GPU power consumption varies by model and workload. An NVIDIA H100 draws 700W under full load, an A100 draws 400W, an RTX 4090 draws 450W, and an RTX 6000 Ada draws 300W. However, total system power is 1.3-1.5x the GPU TDP due to CPU, memory, cooling, and networking overhead. In a server with 8x H100 GPUs, total system power is approximately 7-8kW. At $0.12/kWh, running an 8x H100 server 24/7 costs about $730/month in electricity alone. Data center cooling adds another 30-50% on top of compute power costs.

What are cloud spot instances and should I use them?

Spot instances are spare cloud compute capacity offered at 60-80% discount compared to on-demand pricing. The trade-off is that they can be terminated with 30 seconds notice when cloud providers need the capacity back. They are excellent for fault-tolerant workloads like hyperparameter tuning, batch inference, distributed training with checkpointing, and rendering. They are risky for production inference serving or long-running training jobs without checkpoint support.
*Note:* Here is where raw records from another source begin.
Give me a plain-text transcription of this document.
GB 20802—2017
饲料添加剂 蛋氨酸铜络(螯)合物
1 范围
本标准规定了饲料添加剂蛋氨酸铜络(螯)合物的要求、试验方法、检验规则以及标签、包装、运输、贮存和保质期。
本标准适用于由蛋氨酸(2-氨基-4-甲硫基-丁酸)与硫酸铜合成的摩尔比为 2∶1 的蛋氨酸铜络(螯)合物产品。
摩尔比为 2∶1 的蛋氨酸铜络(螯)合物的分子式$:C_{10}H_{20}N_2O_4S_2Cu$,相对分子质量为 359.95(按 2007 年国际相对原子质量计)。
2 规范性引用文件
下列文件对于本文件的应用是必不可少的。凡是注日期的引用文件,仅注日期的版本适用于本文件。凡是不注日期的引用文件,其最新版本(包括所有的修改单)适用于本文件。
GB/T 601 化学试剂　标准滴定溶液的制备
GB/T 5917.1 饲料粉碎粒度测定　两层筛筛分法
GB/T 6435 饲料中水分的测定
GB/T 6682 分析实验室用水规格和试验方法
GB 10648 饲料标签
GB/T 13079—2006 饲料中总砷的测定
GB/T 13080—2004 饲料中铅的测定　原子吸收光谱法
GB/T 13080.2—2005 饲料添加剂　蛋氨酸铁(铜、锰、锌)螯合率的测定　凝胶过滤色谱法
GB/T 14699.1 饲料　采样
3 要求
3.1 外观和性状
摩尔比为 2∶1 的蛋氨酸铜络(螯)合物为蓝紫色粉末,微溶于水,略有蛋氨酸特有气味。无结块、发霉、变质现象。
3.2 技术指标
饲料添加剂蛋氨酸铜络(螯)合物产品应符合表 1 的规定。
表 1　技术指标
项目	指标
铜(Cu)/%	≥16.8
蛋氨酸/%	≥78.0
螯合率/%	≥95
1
AWS, GCP, and Azure all offer spot instances with similar discount structures. Using spot instances for 60% of your GPU workload can reduce total cloud costs by 40-50%.

How do the new Blackwell GPUs compare to Hopper?

NVIDIA's Blackwell B200 delivers 2.5x the AI training performance and 5x the inference performance of H100 (Hopper) while consuming similar power. For AI training, this means a B200 cluster can train a model in less than half the time of an equivalent H100 cluster, substantially reducing total training costs. For inference, B200's second-generation Transformer Engine and FP4 support dramatically accelerate LLM serving. However, B200 carries a premium price — roughly $35,000-45,000 per GPU compared to $25,000-30,000 for H100. The total cost of ownership favors B200 for workloads running more than 12-18 months due to the significant performance uplift.